Typically used when the vertical face of the excavation is less than 20 feet, cantilever shoring consists of soldier piles and lagging. Soldier piles are constructed with steel I-beams. Wood or steel plate lagging is then placed between the I-beams to hold the earth in place.
Internally Braced Shoring
Internally braced shoring systems consist of soldier piles, lagging and internal braces. The internal braces are rakers or struts. Rakers are structural members that diagonally brace the vertical walls by transferring the load to the bottom of the excavation. Struts are placed between the two sides of the excavation so that they brace each other. Internally braced shoring systems can be constructed to depths approaching 100 feet. Internally braced shoring systems are useful when there are property line and utility boundary concerns.
Secant Pile Wall Shoring
Continuous Flight Auger (CFA) equipment is employed to construct a secant pile wall. Simply put, secant piles are overlapping concrete piles that form a strong, watertight barrier. On the first day of drilling, “soft” piles are drilled in predetermined spots. On the following day, “hard” piles are drilled in between the soft piles. These piles actually core into the soft piles on either side of them. The hard piles are made of high strength concrete, and are often reinforced with steel I-beams or cages.

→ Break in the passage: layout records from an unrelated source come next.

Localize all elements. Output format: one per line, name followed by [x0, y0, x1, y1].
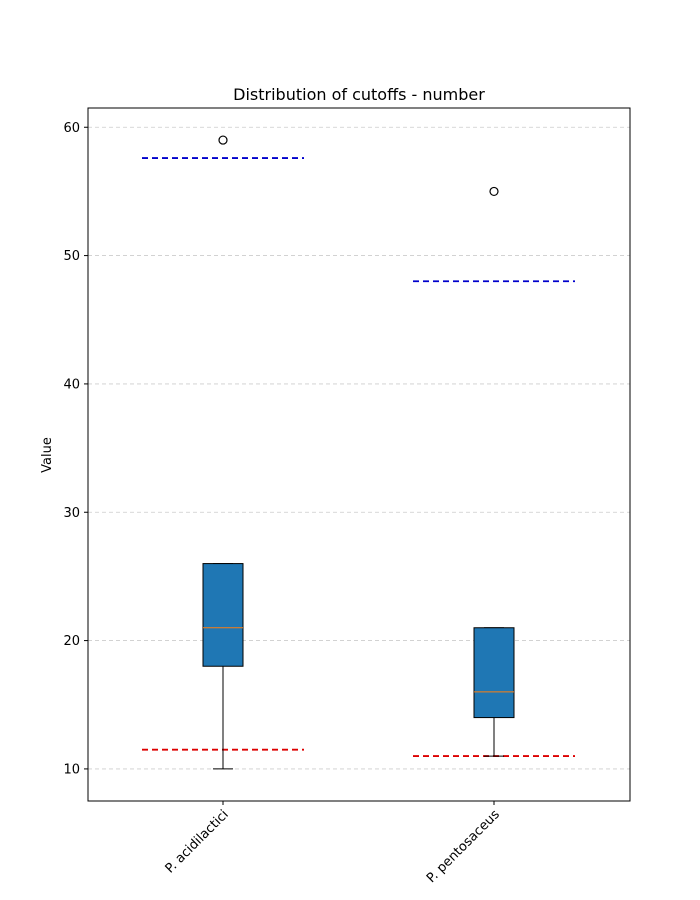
y-tick-label: 60 — [63, 121, 80, 136]
outlier-point — [489, 186, 499, 197]
chart-title: Distribution of cutoffs - number — [233, 85, 485, 104]
box-layer — [202, 135, 515, 770]
y-axis-label: Value — [40, 437, 55, 473]
box-iqr — [202, 563, 244, 667]
outlier-point — [218, 135, 228, 145]
y-tick-label: 20 — [63, 634, 80, 649]
y-tick-label: 10 — [63, 762, 80, 777]
grid-layer — [88, 126, 630, 770]
plot-frame — [87, 107, 631, 802]
y-tick-label: 30 — [63, 506, 80, 521]
y-tick-label: 40 — [63, 377, 80, 392]
y-tick-label: 50 — [63, 249, 80, 264]
box-iqr — [473, 627, 515, 719]
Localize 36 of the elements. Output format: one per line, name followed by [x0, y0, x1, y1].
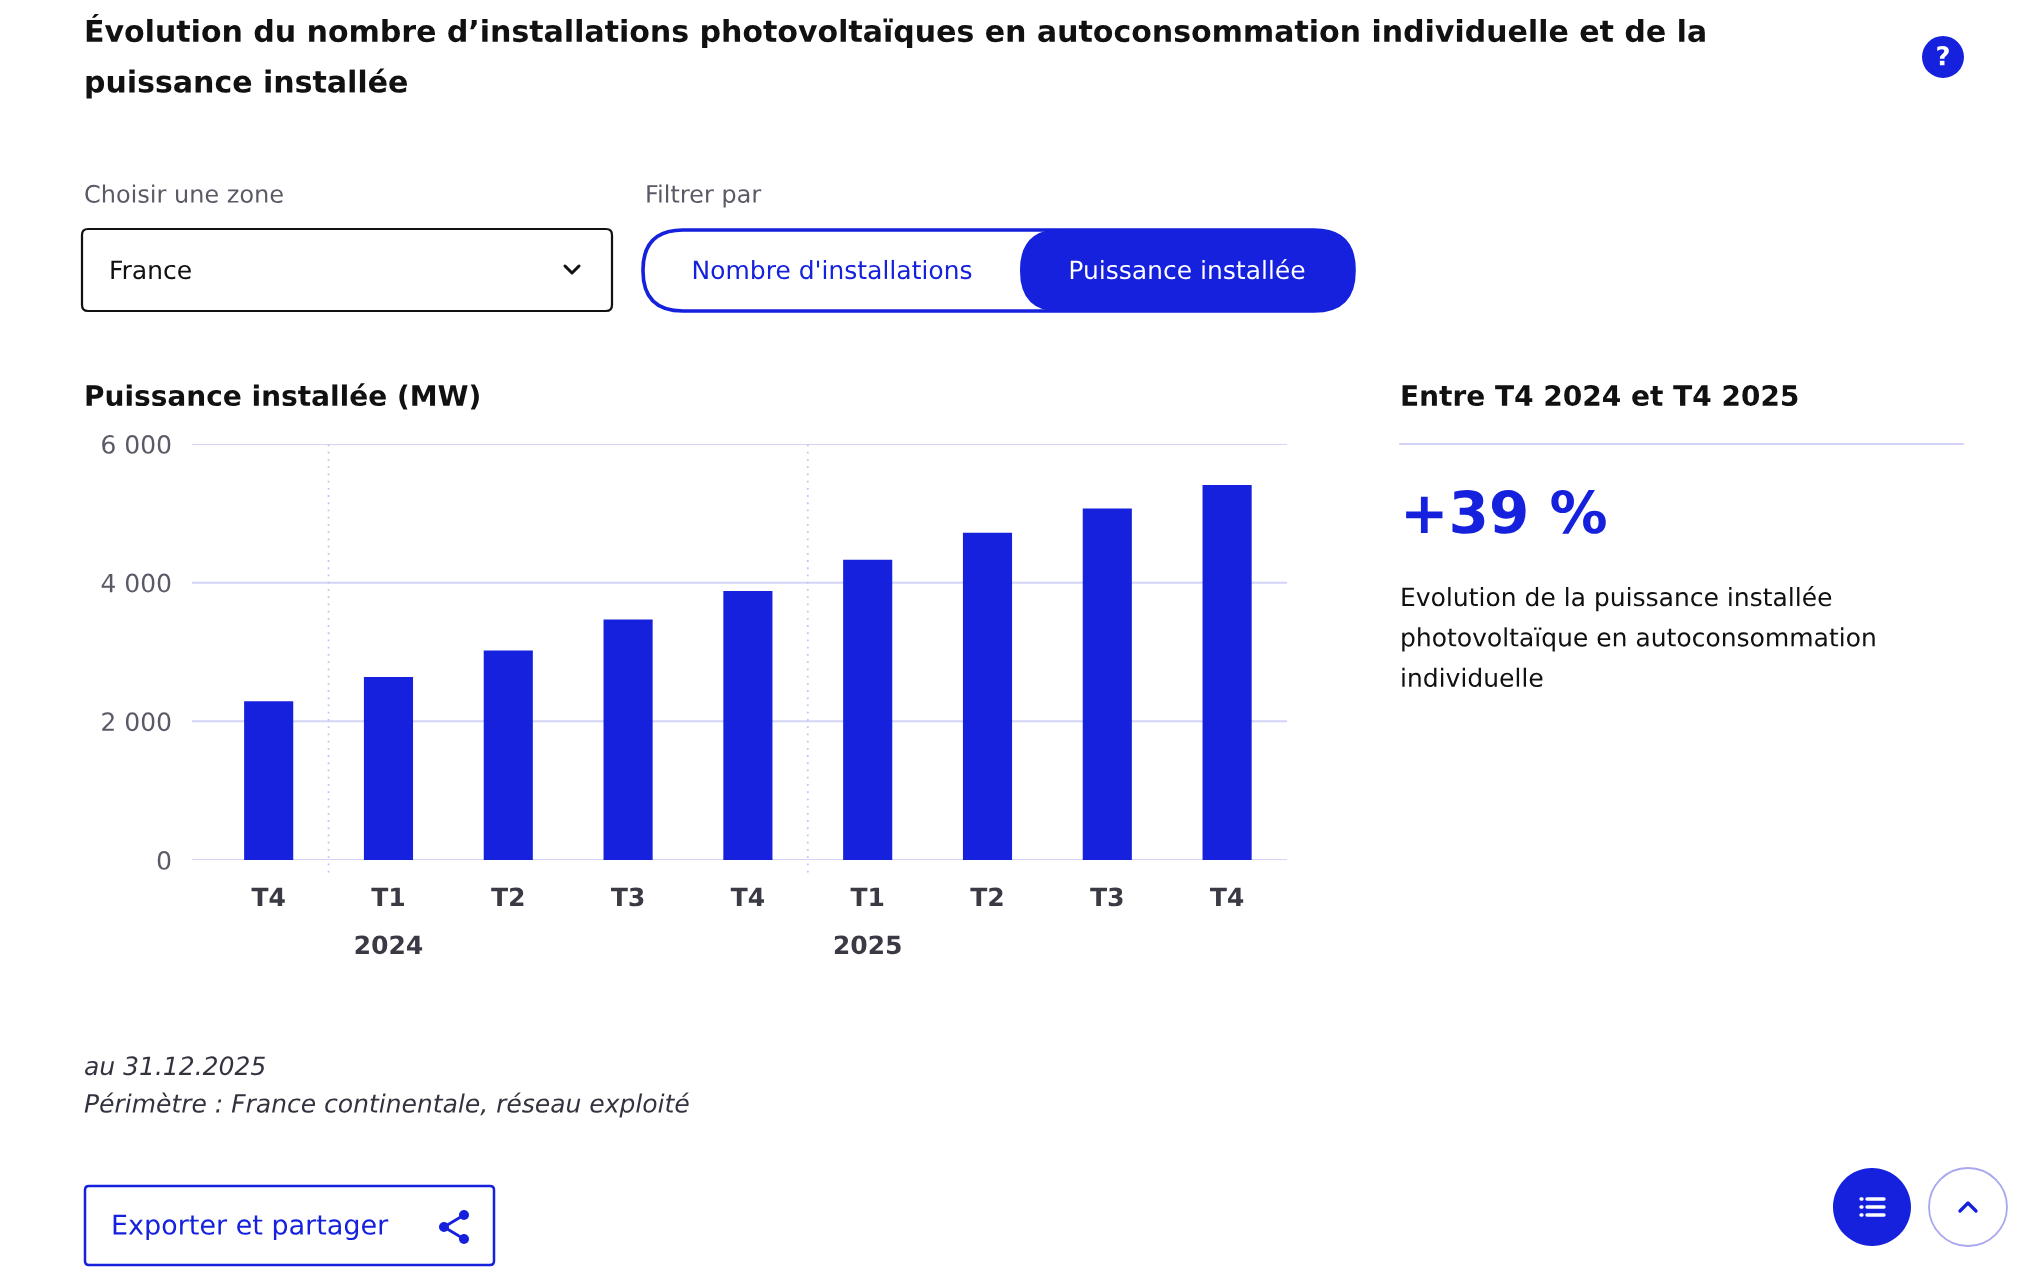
text: au 31.12.2025 — [85, 1056, 265, 1076]
bar — [363, 676, 414, 860]
bar — [962, 532, 1013, 860]
bar — [1082, 508, 1132, 860]
text: Nombre d'installations — [693, 259, 972, 280]
bar — [483, 650, 533, 860]
bar — [603, 619, 653, 860]
text: Puissance installée — [1070, 258, 1305, 280]
x-tick-label: T4 — [251, 887, 285, 906]
y-tick-label: 6 000 — [102, 434, 171, 454]
bar — [244, 701, 294, 860]
text: Filtrer par — [647, 184, 762, 208]
text: Exporter et partager — [113, 1214, 389, 1241]
text: Evolution de la puissance installée photovoltaïque en autoconsommation individuelle — [1402, 586, 1875, 688]
x-tick-label: T4 — [1209, 887, 1244, 906]
x-tick-label: T1 2024 — [355, 887, 423, 955]
text: Entre T4 2024 et T4 2025 — [1402, 384, 1798, 407]
y-tick-label: 4 000 — [101, 573, 171, 593]
text: +39 % — [1406, 489, 1606, 534]
x-tick-label: T3 — [610, 887, 644, 907]
text: Périmètre : France continentale, réseau exploité — [84, 1092, 689, 1118]
bar — [843, 559, 893, 860]
chart-title: Évolution du nombre d’installations photovoltaïques en autoconsommation individuelle et de la puissance installée — [86, 14, 1705, 99]
y-tick-label: 0 — [157, 850, 171, 870]
bar — [1202, 484, 1252, 860]
x-tick-label: T2 — [491, 887, 524, 906]
text: ? — [1937, 45, 1949, 66]
bar — [723, 590, 773, 860]
x-tick-label: T2 — [970, 887, 1003, 906]
text: Choisir une zone — [85, 184, 283, 203]
y-tick-label: 2 000 — [102, 712, 171, 732]
text: France — [111, 260, 191, 280]
x-tick-label: T4 — [730, 887, 764, 906]
x-tick-label: T3 — [1090, 887, 1123, 907]
chart-subtitle: Puissance installée (MW) — [86, 383, 479, 410]
x-tick-label: T1 2025 — [834, 887, 901, 955]
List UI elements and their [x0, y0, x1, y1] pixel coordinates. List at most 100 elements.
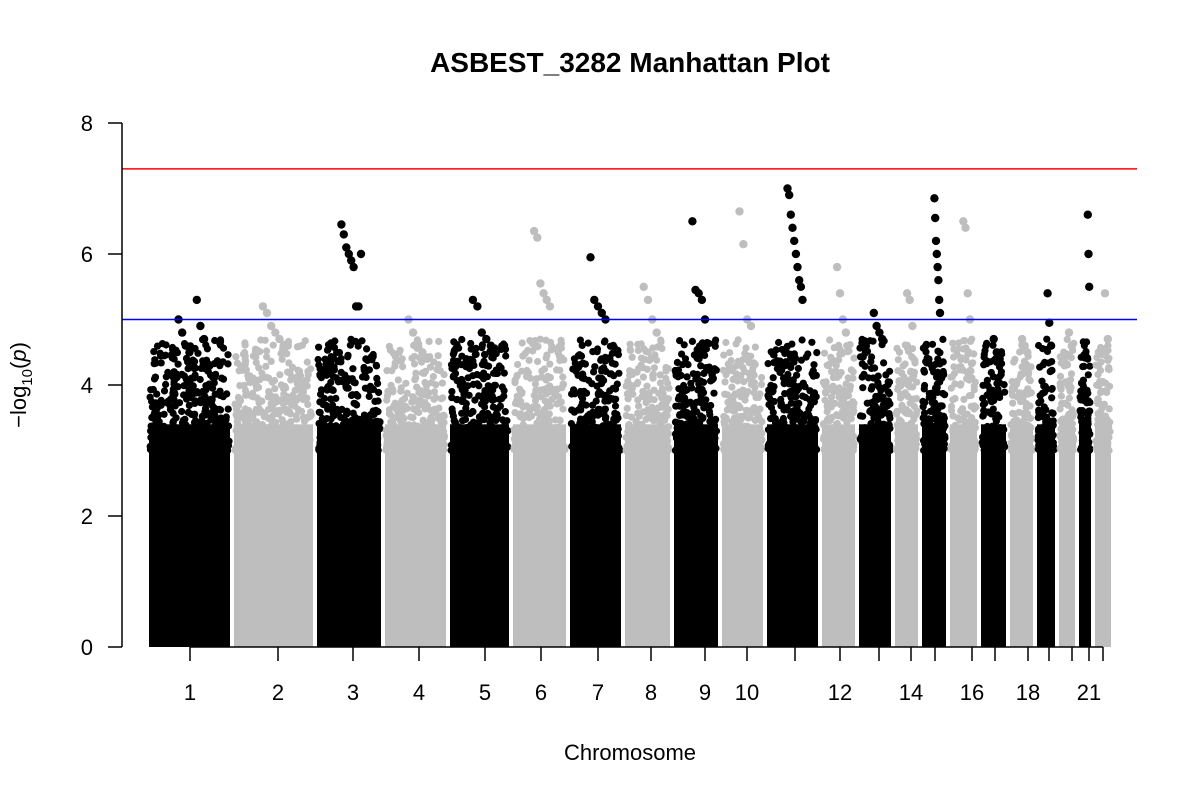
snp-point: [421, 429, 430, 438]
snp-point-top: [529, 226, 539, 236]
chromosome-15-bulk: [922, 424, 946, 647]
snp-point: [190, 418, 199, 426]
snp-point: [597, 356, 605, 364]
snp-point: [739, 363, 747, 372]
snp-point: [1065, 394, 1073, 402]
snp-point: [645, 414, 653, 422]
snp-point: [548, 395, 556, 404]
snp-point: [756, 390, 764, 398]
snp-point: [742, 429, 750, 437]
snp-point: [949, 339, 957, 347]
snp-point: [1060, 348, 1068, 356]
y-tick-label: 8: [81, 111, 93, 136]
snp-point: [987, 395, 995, 403]
snp-point: [963, 410, 971, 418]
snp-point: [835, 393, 843, 401]
snp-point: [239, 366, 247, 374]
snp-point: [388, 367, 396, 375]
snp-point: [321, 423, 329, 431]
snp-point: [594, 389, 602, 398]
snp-point: [263, 347, 271, 355]
snp-point: [153, 342, 162, 350]
snp-point: [545, 417, 554, 425]
snp-point: [485, 436, 493, 444]
snp-point: [598, 367, 606, 375]
snp-point: [802, 353, 810, 361]
snp-point: [151, 373, 159, 381]
snp-point: [809, 441, 817, 449]
snp-point: [920, 409, 929, 417]
snp-point: [729, 407, 737, 415]
snp-point: [722, 414, 730, 422]
snp-point: [868, 399, 876, 407]
snp-point-top: [536, 279, 545, 288]
snp-point: [868, 364, 876, 372]
snp-point: [1040, 445, 1049, 453]
snp-point: [360, 363, 368, 372]
snp-point: [1102, 444, 1110, 452]
snp-point: [417, 445, 425, 453]
snp-point-top: [181, 341, 190, 350]
snp-point: [315, 408, 323, 416]
snp-point: [1012, 380, 1021, 388]
snp-point: [421, 405, 429, 413]
snp-point: [649, 374, 657, 382]
snp-point: [448, 388, 456, 396]
snp-point: [983, 376, 992, 384]
snp-point: [656, 371, 664, 379]
snp-point: [546, 402, 554, 410]
snp-point: [283, 350, 291, 358]
chromosome-17-points: [978, 334, 1009, 647]
snp-point: [764, 391, 772, 399]
snp-point: [555, 399, 563, 407]
snp-point: [648, 433, 656, 441]
snp-point: [939, 335, 947, 343]
snp-point: [862, 342, 871, 350]
snp-point: [1085, 438, 1093, 446]
snp-point: [901, 360, 909, 368]
snp-point: [327, 421, 335, 429]
snp-point: [262, 362, 270, 370]
snp-point: [383, 396, 391, 404]
snp-point: [464, 374, 472, 382]
snp-point: [732, 370, 740, 378]
snp-point: [278, 430, 286, 438]
snp-point: [427, 413, 435, 422]
snp-point: [599, 422, 607, 430]
snp-point: [485, 362, 493, 370]
snp-point: [742, 406, 751, 414]
snp-point: [150, 400, 158, 408]
snp-point: [475, 392, 483, 400]
snp-point: [297, 386, 305, 394]
snp-point: [1013, 443, 1021, 451]
snp-point: [1059, 444, 1067, 453]
snp-point: [811, 424, 820, 432]
snp-point-top: [283, 341, 292, 350]
snp-point: [626, 371, 634, 379]
snp-point: [209, 416, 217, 424]
snp-point: [173, 349, 181, 357]
snp-point: [330, 363, 338, 371]
snp-point: [687, 436, 695, 444]
snp-point: [613, 380, 621, 388]
chromosome-1-bulk: [149, 424, 230, 647]
snp-point-top: [267, 321, 276, 331]
snp-point-top: [413, 341, 422, 350]
snp-point-top: [586, 253, 595, 262]
snp-point: [160, 387, 169, 395]
snp-point: [842, 380, 850, 388]
snp-point: [902, 421, 910, 430]
snp-point: [979, 412, 987, 420]
snp-point: [904, 379, 912, 387]
snp-point: [350, 399, 358, 407]
snp-point: [856, 344, 864, 352]
snp-point: [362, 355, 370, 363]
snp-point: [867, 358, 875, 366]
chromosome-22-bulk: [1095, 424, 1111, 647]
snp-point: [933, 383, 941, 392]
snp-point: [491, 436, 500, 444]
snp-point: [705, 407, 714, 415]
snp-point: [559, 405, 567, 413]
snp-point: [497, 426, 505, 434]
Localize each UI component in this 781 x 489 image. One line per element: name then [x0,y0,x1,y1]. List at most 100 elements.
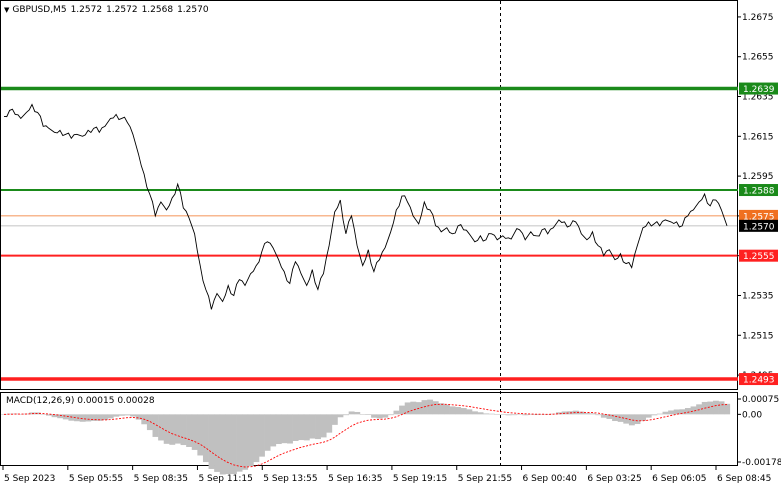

The end result is a continuous intersecting line of concrete piles that can be placed before any excavation is performed. Secant pile walls are frequently constructed in closed shapes to form cofferdams.
Soldier Pile and Tieback Shoring
Tiebacks may be used in conjunction with soldier piles to replace the bracing elements of internally braced shoring systems. Tiebacks are constructed by drilling a small diameter shaft into which a steel reinforcing member is inserted. Grout is then pumped into the shaft surrounding the tieback steel. After curing, the whole assembly is stressed by a hydraulic jack and locked off at specified design loads.
Numerous rows of tiebacks may be required depending on the depth of the excavation. Tieback technology provides for an unlimited depth of excavation. Property and utility lines in close proximity to the excavation can be a concern to horizontal tieback drilling.
Soil Nail Shoring
Similar to tiebacks, soil nails are installed in rows across the excavation’s face. The number of soil nails per row is dependent on earth conditions and design loads. Soil nail shoring systems include steel bars grouted in place with cement. Steel reinforcing mesh is laid over the face of the excavation connecting the steel bars together. 3000-4000 psi concrete is then sprayed over the mesh in the form of shotcrete.
In general, this process is repeated in 4' to 6' intervals until the depth of the excavation is reached. Depending on the types of soil, soil nail shoring systems can be constructed to depths of 100 feet.